The Jester Stealer is a potent infostealer malware that has been under active development by its creators, and in just a short amount of time has managed to expand its invasive capabilities significantly. According to the infosec researchers at Cyble Research, the threat is being offered for sale on underground hacker forums since at least July 2021. By the end of that year, the threat was updated more than six times. A version from early 2022 boosted the file transfer speeds of the threat and reduced runtime detections. Jester Stealer's creators offer multiple tiers with the most basic one being priced at $99 per month, while lifetime access can be purchased for $249. There also is a build pack that costs $999 for every three months of access.
At its core, the Jester Stealer is a Net-based malware. Typically, it infects the targeted systems via phishing emails carrying a weaponized attachment. The corrupted file may be disguised as various legitimate file types, including txt, png, xls, pdf, mp3, mp4 and more. Before it becomes fully operational, the Jester Stealer checks the environment for signs of virtualization or sandboxes. It can detect the presence of VirtualBox, VMBox, and VMware, and will terminate its execution upon a positive match.
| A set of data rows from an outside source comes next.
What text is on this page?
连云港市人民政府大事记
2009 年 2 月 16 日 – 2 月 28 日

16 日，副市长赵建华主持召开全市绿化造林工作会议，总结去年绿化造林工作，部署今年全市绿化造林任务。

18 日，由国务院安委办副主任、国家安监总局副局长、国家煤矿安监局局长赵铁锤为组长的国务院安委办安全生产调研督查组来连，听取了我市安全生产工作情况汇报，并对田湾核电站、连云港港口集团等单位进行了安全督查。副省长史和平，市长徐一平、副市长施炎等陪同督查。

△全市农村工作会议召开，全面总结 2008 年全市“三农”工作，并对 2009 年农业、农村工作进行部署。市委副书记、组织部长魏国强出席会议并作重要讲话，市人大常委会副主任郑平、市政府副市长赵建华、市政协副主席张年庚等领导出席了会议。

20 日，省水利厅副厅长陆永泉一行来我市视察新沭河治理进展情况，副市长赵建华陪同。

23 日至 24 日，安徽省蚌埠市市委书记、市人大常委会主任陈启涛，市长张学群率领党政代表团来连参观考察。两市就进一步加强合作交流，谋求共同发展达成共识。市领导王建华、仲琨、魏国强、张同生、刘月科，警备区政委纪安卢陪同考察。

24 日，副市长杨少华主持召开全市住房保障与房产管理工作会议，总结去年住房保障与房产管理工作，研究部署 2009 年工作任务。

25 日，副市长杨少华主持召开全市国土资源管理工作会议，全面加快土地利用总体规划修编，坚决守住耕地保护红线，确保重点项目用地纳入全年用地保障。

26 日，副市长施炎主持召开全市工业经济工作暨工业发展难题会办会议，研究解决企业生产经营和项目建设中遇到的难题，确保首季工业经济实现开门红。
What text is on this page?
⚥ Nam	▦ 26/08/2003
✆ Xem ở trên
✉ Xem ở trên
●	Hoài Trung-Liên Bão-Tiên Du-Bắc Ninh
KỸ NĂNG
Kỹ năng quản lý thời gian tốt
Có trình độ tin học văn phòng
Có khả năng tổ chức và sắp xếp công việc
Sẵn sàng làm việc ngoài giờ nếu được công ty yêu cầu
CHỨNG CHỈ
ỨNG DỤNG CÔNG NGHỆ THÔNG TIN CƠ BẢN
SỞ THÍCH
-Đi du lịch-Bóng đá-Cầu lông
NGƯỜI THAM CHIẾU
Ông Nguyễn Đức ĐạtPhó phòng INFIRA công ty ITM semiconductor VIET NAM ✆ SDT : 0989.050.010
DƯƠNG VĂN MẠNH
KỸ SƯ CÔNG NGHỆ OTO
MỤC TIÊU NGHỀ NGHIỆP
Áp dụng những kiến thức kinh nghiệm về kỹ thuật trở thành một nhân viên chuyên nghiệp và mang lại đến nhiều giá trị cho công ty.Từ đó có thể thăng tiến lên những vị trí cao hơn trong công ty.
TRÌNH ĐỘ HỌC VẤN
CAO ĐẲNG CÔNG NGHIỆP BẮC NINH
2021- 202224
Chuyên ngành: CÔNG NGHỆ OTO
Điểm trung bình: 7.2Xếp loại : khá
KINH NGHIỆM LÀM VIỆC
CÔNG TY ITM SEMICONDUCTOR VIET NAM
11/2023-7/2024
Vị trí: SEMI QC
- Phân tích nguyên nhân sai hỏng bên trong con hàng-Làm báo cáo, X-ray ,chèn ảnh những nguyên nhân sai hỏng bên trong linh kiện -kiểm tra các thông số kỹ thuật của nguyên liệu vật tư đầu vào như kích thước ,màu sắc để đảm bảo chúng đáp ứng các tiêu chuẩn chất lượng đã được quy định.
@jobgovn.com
Once fully established on the machine, the threat can act as a stealer, crypto-miner, clipper and botnet. It can target numerous applications and browsers to obtain sensitive private information. For example, the Jester Stealer can obtain passwords, credit card numbers, cookies, autofill information, and more from over 20 Web browsers. The threat can compromise several email clients, IM applications, crypto-wallets and password managers. Gaming and streaming applications also can be affected by the malware since it is capable of accessing Steam sessions or Twitch and OBS profiles. In addition, the threat has been equipped with the ability to take arbitrary screenshots, collect network passwords, profiles, and access the host system to harvest various details.
All collected data is copied into the system memory, archived in a ZIP file and exfiltrated. Finally, the Jester Stealer will delete itself from the system to make the breach far more difficult to notice.